The Multistate Trust responsible for handling the clean-up and redevelopment of the former Kerr-McGee property in north Columbus has invited the public to share their ideas about how the site could be put to use in the future.
Greenfield Environmental Trust Group Director of Environmental Programs Lauri Gorton, speaking at a meeting of the Memphis Town Community Advisory Group at the Municipal Complex Tuesday night, promised to hold the first in a series of community meetings at 7 p.m. April 5 at Sim Scott Park.
“What that meeting is about is us listening to the community,” Gorton said after Tuesday’s meeting. “So that meeting is not designed for us to be giving the community information. That meeting is us asking the community, ‘What do you want to see at the site? … And what don’t you want to see?'”
Kerr-McGee Chemical Corporation and its successor, Tronox Inc., operated a chemical manufacturing facility at the site near the intersection of Martin Luther King Drive and 14th Avenue from 1928 to 2003.
The facility produced railroad cross ties. Since its close, the site has been discovered as the source of environmental contamination — primarily from creosote — and sealed off.
Creosote is a chemical used to preserve wood. According to the U.S. Agency for Toxic Substances and Disease Registry, it can cause skin and eye irritation, stomach pains, liver or kidney problems and possibly cancer.
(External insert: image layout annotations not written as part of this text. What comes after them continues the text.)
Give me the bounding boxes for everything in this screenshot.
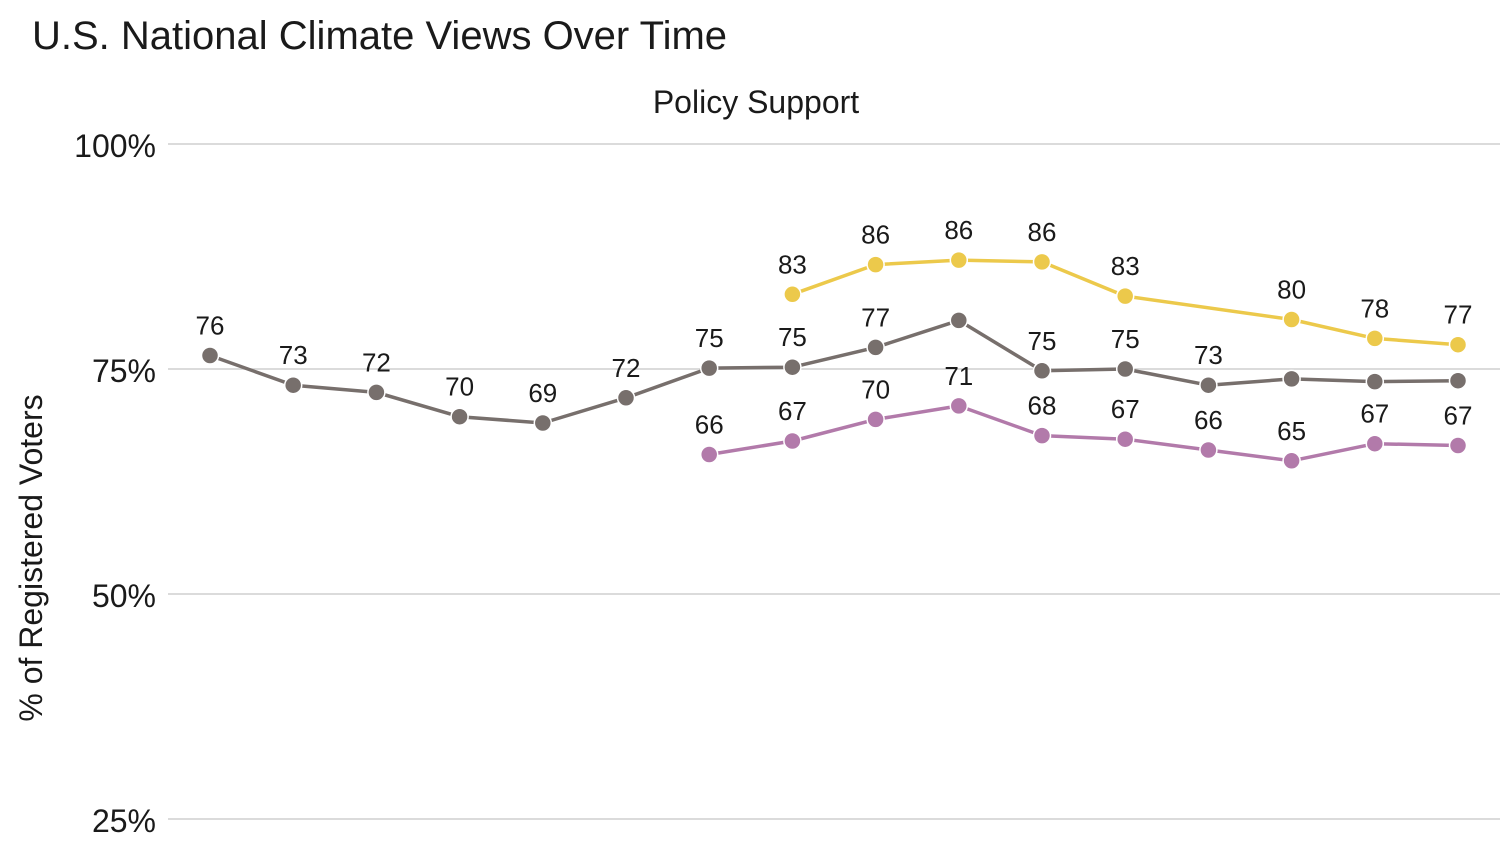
y-tick-label: 100%: [74, 128, 156, 164]
data-labels: 83 86 86 86 83 80 78 77 76 73 72 70 69 72 75 75 77 75 75 73…: [196, 215, 1473, 446]
data-point: [1032, 426, 1052, 445]
data-label: 86: [1028, 217, 1057, 247]
data-label: 75: [1028, 326, 1057, 356]
data-point: [1282, 369, 1301, 389]
data-label: 86: [861, 220, 890, 250]
data-label: 72: [362, 347, 391, 377]
data-label: 70: [445, 372, 474, 402]
data-point: [1448, 335, 1468, 354]
data-label: 65: [1277, 416, 1306, 446]
y-tick-label: 50%: [92, 578, 156, 614]
data-point: [1115, 429, 1135, 449]
data-label: 75: [778, 322, 807, 352]
data-point: [783, 431, 802, 451]
data-label: 73: [1194, 340, 1223, 370]
data-label: 66: [695, 410, 724, 440]
y-axis-ticks: 25% 50% 75% 100%: [74, 128, 156, 839]
data-point: [783, 285, 802, 304]
data-point: [699, 445, 719, 464]
data-label: 69: [528, 378, 557, 408]
data-point: [699, 358, 719, 378]
data-point: [866, 255, 885, 274]
series-1: [783, 250, 1468, 354]
grid-lines: [168, 143, 1500, 820]
data-label: 66: [1194, 405, 1223, 435]
data-point: [1365, 372, 1385, 391]
data-label: 72: [612, 353, 641, 383]
data-point: [1282, 451, 1301, 471]
data-point: [1365, 329, 1385, 348]
series-line: [708, 404, 1459, 463]
series-line: [791, 258, 1459, 347]
data-point: [1199, 375, 1218, 395]
data-point: [1199, 440, 1218, 460]
data-label: 75: [695, 323, 724, 353]
data-point: [949, 311, 969, 330]
y-axis-title: % of Registered Voters: [13, 394, 49, 721]
data-label: 77: [861, 302, 890, 332]
data-point: [1115, 359, 1135, 379]
y-tick-label: 25%: [92, 803, 156, 839]
data-label: 76: [196, 311, 225, 341]
data-point: [1282, 310, 1301, 329]
data-label: 70: [861, 374, 890, 404]
data-point: [1032, 361, 1052, 381]
data-point: [283, 375, 303, 395]
data-label: 67: [1444, 401, 1473, 431]
data-point: [1448, 371, 1468, 390]
series-2: [200, 311, 1468, 433]
data-label: 83: [778, 249, 807, 279]
data-label: 67: [1111, 394, 1140, 424]
data-label: 67: [1360, 399, 1389, 429]
data-label: 86: [944, 215, 973, 245]
series-3: [699, 396, 1468, 471]
data-point: [1365, 434, 1385, 453]
series-line: [209, 318, 1459, 425]
data-point: [616, 388, 636, 408]
data-label: 68: [1028, 391, 1057, 421]
data-label: 71: [944, 361, 973, 391]
data-label: 78: [1360, 293, 1389, 323]
data-point: [367, 383, 386, 402]
data-label: 83: [1111, 251, 1140, 281]
data-point: [1032, 252, 1052, 272]
data-point: [450, 407, 469, 426]
data-point: [949, 396, 969, 416]
data-point: [866, 338, 885, 357]
data-label: 67: [778, 396, 807, 426]
data-label: 80: [1277, 275, 1306, 305]
data-label: 75: [1111, 324, 1140, 354]
data-point: [1115, 286, 1135, 306]
data-point: [200, 346, 220, 365]
data-point: [1448, 436, 1468, 455]
data-point: [949, 250, 969, 270]
chart-subtitle: Policy Support: [652, 84, 860, 120]
data-label: 73: [279, 340, 308, 370]
data-label: 77: [1444, 300, 1473, 330]
data-point: [783, 357, 802, 377]
series-layer: [200, 250, 1468, 471]
chart-title: U.S. National Climate Views Over Time: [32, 14, 728, 58]
y-tick-label: 75%: [92, 353, 156, 389]
data-point: [533, 413, 553, 433]
data-point: [866, 410, 885, 429]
The Trust manages more than 400 former Kerr-McGee sites in 24 states. It’s responsible for using $5.5 billion from the settlement of a federal lawsuit against the company to address high-priority environmental issues at the former sites. Columbus received $68 million for environmental action around its former Kerr-McGee location.
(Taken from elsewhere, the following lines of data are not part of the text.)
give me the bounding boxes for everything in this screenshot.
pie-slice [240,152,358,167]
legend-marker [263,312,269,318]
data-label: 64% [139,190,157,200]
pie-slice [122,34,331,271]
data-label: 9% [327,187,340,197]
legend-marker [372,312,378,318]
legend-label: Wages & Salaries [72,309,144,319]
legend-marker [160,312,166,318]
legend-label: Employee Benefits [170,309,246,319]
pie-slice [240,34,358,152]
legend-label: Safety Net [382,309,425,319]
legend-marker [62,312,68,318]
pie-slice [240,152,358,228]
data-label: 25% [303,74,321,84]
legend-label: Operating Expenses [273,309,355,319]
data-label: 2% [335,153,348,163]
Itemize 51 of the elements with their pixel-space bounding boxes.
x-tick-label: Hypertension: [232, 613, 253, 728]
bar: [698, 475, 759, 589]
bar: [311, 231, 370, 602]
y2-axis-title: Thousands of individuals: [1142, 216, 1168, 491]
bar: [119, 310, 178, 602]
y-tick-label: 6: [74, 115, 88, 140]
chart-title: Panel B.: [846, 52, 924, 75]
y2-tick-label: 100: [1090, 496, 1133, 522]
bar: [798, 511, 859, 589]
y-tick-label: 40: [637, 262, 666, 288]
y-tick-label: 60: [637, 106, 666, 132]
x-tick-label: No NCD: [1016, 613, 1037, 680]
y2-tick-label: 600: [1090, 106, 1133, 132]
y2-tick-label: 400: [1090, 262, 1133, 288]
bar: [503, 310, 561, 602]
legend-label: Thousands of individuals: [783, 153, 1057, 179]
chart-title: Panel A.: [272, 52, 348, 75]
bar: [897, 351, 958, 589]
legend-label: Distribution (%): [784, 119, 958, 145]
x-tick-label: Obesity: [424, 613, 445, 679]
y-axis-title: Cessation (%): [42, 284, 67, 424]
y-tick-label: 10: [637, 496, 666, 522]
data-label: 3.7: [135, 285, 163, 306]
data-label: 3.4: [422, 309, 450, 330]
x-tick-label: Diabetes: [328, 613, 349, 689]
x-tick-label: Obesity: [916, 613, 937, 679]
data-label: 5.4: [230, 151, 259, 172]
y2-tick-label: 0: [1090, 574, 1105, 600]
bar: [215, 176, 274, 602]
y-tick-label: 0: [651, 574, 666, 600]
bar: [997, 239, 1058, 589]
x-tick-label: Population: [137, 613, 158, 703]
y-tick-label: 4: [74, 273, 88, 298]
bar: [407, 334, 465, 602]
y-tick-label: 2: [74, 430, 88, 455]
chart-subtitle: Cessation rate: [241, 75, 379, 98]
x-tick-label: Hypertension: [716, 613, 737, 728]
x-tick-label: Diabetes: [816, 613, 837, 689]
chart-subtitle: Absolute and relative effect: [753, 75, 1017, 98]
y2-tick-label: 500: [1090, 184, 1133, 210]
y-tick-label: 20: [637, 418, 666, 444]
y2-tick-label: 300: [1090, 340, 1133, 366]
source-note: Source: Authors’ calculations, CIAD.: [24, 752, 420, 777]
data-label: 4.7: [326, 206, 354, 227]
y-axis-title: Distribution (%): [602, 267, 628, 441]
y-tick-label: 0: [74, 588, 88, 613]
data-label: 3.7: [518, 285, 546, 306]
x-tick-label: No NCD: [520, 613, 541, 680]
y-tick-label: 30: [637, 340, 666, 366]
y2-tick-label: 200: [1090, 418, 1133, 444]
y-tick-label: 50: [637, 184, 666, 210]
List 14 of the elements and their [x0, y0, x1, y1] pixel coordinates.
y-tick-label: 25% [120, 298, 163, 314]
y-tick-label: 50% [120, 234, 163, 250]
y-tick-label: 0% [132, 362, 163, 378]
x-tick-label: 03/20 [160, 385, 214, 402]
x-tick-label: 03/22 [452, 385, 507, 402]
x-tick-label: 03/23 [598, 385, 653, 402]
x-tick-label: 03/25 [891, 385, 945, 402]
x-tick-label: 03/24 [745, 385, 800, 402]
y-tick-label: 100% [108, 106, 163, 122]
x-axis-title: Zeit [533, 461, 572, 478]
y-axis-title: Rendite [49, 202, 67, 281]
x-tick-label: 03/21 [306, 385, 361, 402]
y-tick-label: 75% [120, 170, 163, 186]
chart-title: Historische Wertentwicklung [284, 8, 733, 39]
Last year, Greenfield, in conjunction with the city of Columbus and environmental agencies, completed a three-month, $2.8 million project filling a ditch along Seventh Avenue from Maranatha Faith Center to Propst Park. In 2015, it also oversaw the completion of a $1.3 million project filling in a ditch along 14th Avenue and widening the road to build a center turn lane.
Gorton said the April 5 meeting is the “first step” in redeveloping the property.
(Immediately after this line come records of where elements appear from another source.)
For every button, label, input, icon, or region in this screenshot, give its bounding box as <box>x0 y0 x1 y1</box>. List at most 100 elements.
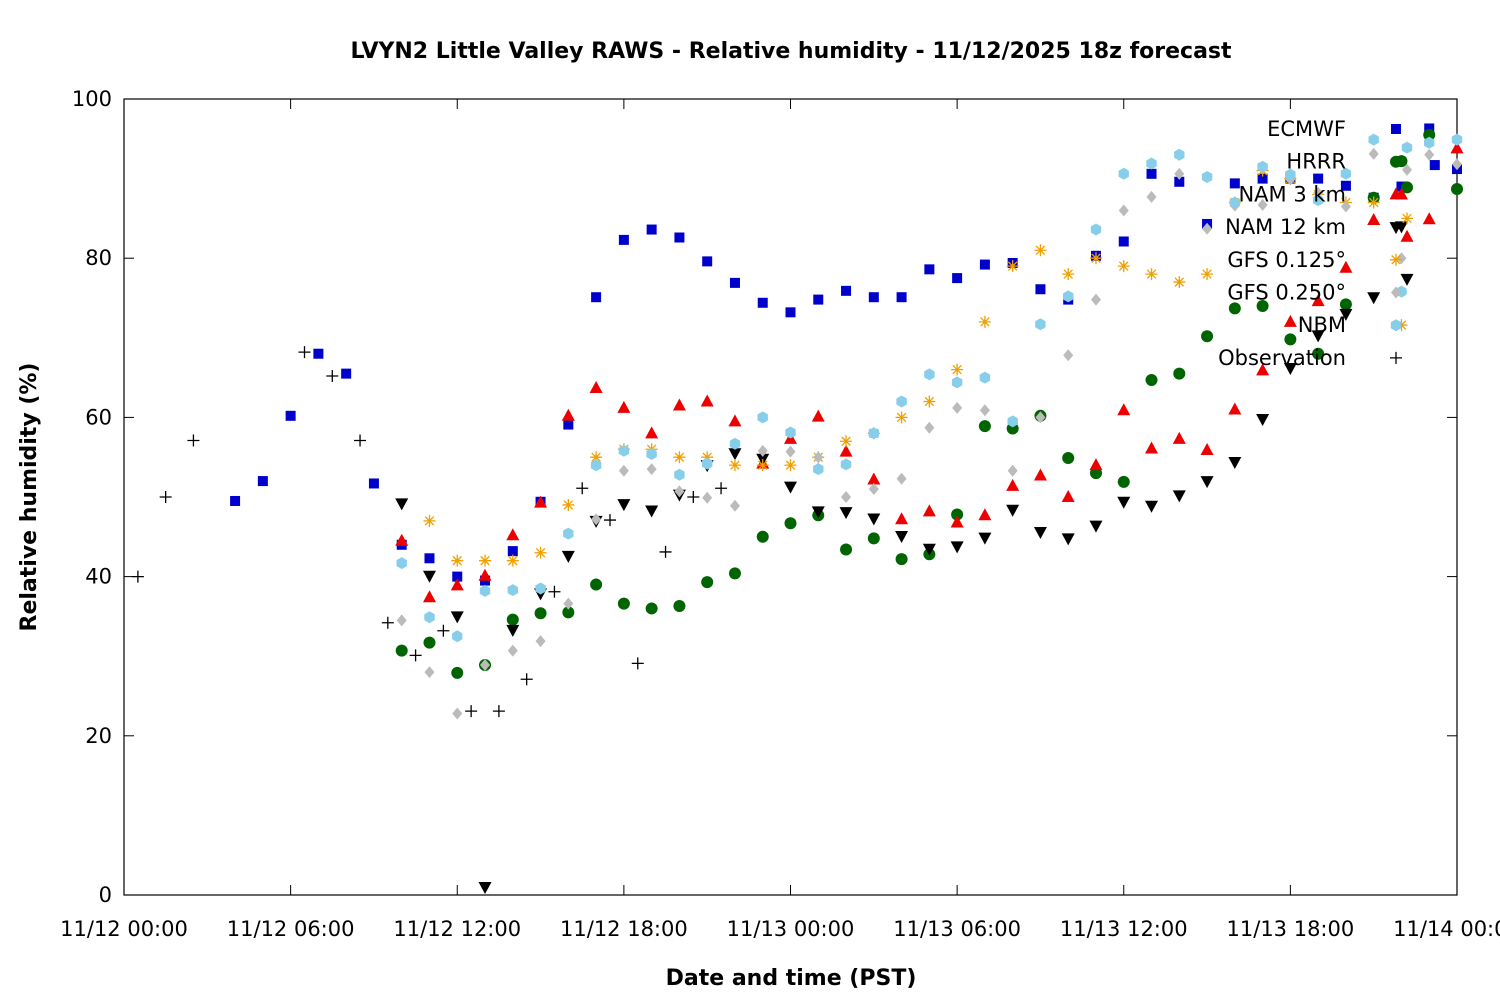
legend-marker <box>1389 222 1403 235</box>
data-point <box>659 545 672 558</box>
data-point <box>1200 443 1214 456</box>
data-point <box>1368 133 1379 146</box>
data-point <box>978 315 991 328</box>
data-point <box>728 567 741 580</box>
data-point <box>591 292 602 303</box>
data-point <box>1146 157 1157 170</box>
data-point <box>645 505 659 518</box>
data-point <box>702 491 713 504</box>
data-point <box>950 515 964 528</box>
data-point <box>422 570 436 583</box>
data-point <box>423 636 436 649</box>
legend-label: HRRR <box>1286 150 1346 174</box>
legend-label: NAM 3 km <box>1238 182 1346 206</box>
data-point <box>1035 318 1046 331</box>
data-point <box>618 234 629 245</box>
data-point <box>702 256 713 267</box>
data-point <box>1257 173 1268 184</box>
data-point <box>1256 363 1270 376</box>
data-point <box>1256 413 1270 426</box>
data-point <box>922 543 936 556</box>
data-point <box>548 585 561 598</box>
data-point <box>520 673 533 686</box>
data-point <box>1035 284 1046 295</box>
data-point <box>313 348 324 359</box>
data-point <box>645 426 659 439</box>
legend-marker <box>1390 155 1402 168</box>
data-point <box>840 435 853 448</box>
data-point <box>589 380 603 393</box>
data-point <box>1401 181 1414 194</box>
x-tick-label: 11/12 00:00 <box>60 917 188 941</box>
data-point <box>1062 451 1075 464</box>
data-point <box>1423 128 1436 141</box>
data-point <box>506 528 520 541</box>
data-point <box>1339 260 1353 273</box>
data-point <box>465 705 478 718</box>
data-point <box>978 420 991 433</box>
data-point <box>978 532 992 545</box>
data-point <box>674 485 685 498</box>
x-axis-label: Date and time (PST) <box>666 966 917 991</box>
data-point <box>1451 133 1463 146</box>
data-point <box>1340 200 1351 213</box>
data-point <box>1452 158 1462 171</box>
data-point <box>867 532 880 545</box>
data-point <box>1145 500 1159 513</box>
data-point <box>1118 204 1129 217</box>
legend-marker <box>1391 124 1401 134</box>
data-point <box>701 451 714 464</box>
data-point <box>839 444 853 457</box>
data-point <box>1284 333 1297 346</box>
legend-marker <box>1390 253 1402 266</box>
data-point <box>535 635 546 648</box>
data-point <box>951 376 963 389</box>
axis-ticks: 0 20 40 60 80 100 11/12 00:00 11/12 06:00 11/12 … <box>60 87 1500 941</box>
data-point <box>409 649 422 662</box>
data-point <box>1006 478 1020 491</box>
data-point <box>1257 198 1268 211</box>
data-point <box>1450 141 1464 154</box>
data-point <box>1424 136 1435 149</box>
data-point <box>1117 496 1131 509</box>
data-point <box>785 445 796 458</box>
data-point <box>729 437 741 450</box>
data-point <box>1201 171 1213 183</box>
data-point <box>1285 168 1296 181</box>
data-point <box>603 514 616 527</box>
data-point <box>813 451 824 464</box>
data-point <box>591 513 602 526</box>
data-point <box>811 409 825 422</box>
data-point <box>1145 441 1159 454</box>
data-point <box>950 541 964 554</box>
data-point <box>813 463 824 476</box>
data-point <box>341 368 352 379</box>
data-point <box>1201 330 1214 343</box>
data-point <box>617 499 631 512</box>
data-point <box>895 512 909 525</box>
data-point <box>979 404 990 417</box>
data-point <box>896 395 907 408</box>
data-point <box>478 568 492 581</box>
data-point <box>1117 260 1130 273</box>
data-point <box>839 507 853 520</box>
legend-label: ECMWF <box>1267 117 1346 141</box>
data-point <box>1313 173 1324 184</box>
data-point <box>1340 180 1351 191</box>
data-point <box>1118 236 1129 247</box>
data-point <box>1311 330 1325 343</box>
y-tick-label: 80 <box>85 246 112 270</box>
data-point <box>1202 222 1213 235</box>
data-point <box>841 285 852 296</box>
data-point <box>1400 229 1414 242</box>
data-point <box>895 531 909 544</box>
data-point <box>563 527 574 540</box>
data-point <box>1146 168 1157 179</box>
data-point <box>1007 415 1018 428</box>
data-point <box>1395 319 1408 332</box>
data-point <box>868 292 879 303</box>
data-point <box>507 584 518 597</box>
x-tick-label: 11/13 00:00 <box>727 917 855 941</box>
data-point <box>1396 252 1407 265</box>
data-point <box>1422 212 1436 225</box>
“The community does not want to be left out of this redevelopment process,” she added. “So the first step in that is giving them an opportunity to come to the table and tell us.”
Gorton told attendees at Tuesday’s CAG meeting that Hernando-based Orion Planning Design, which is also involved in the redevelopment, is currently doing marketing studies to determine what kinds of development could feasibly go on the site. Those marketing studies should be complete in late May, according to OPD partner Robert Barber.
Gorton said once those are complete, Greenfield hopes to have another series of workshops with the community presenting the findings both from the marketing analysis and from the community meetings.
“We can get that site cleaned up, but if the neighborhood is not better when we leave, if you all aren’t better when we leave then we have not succeeded in our full mission,” Gorton said.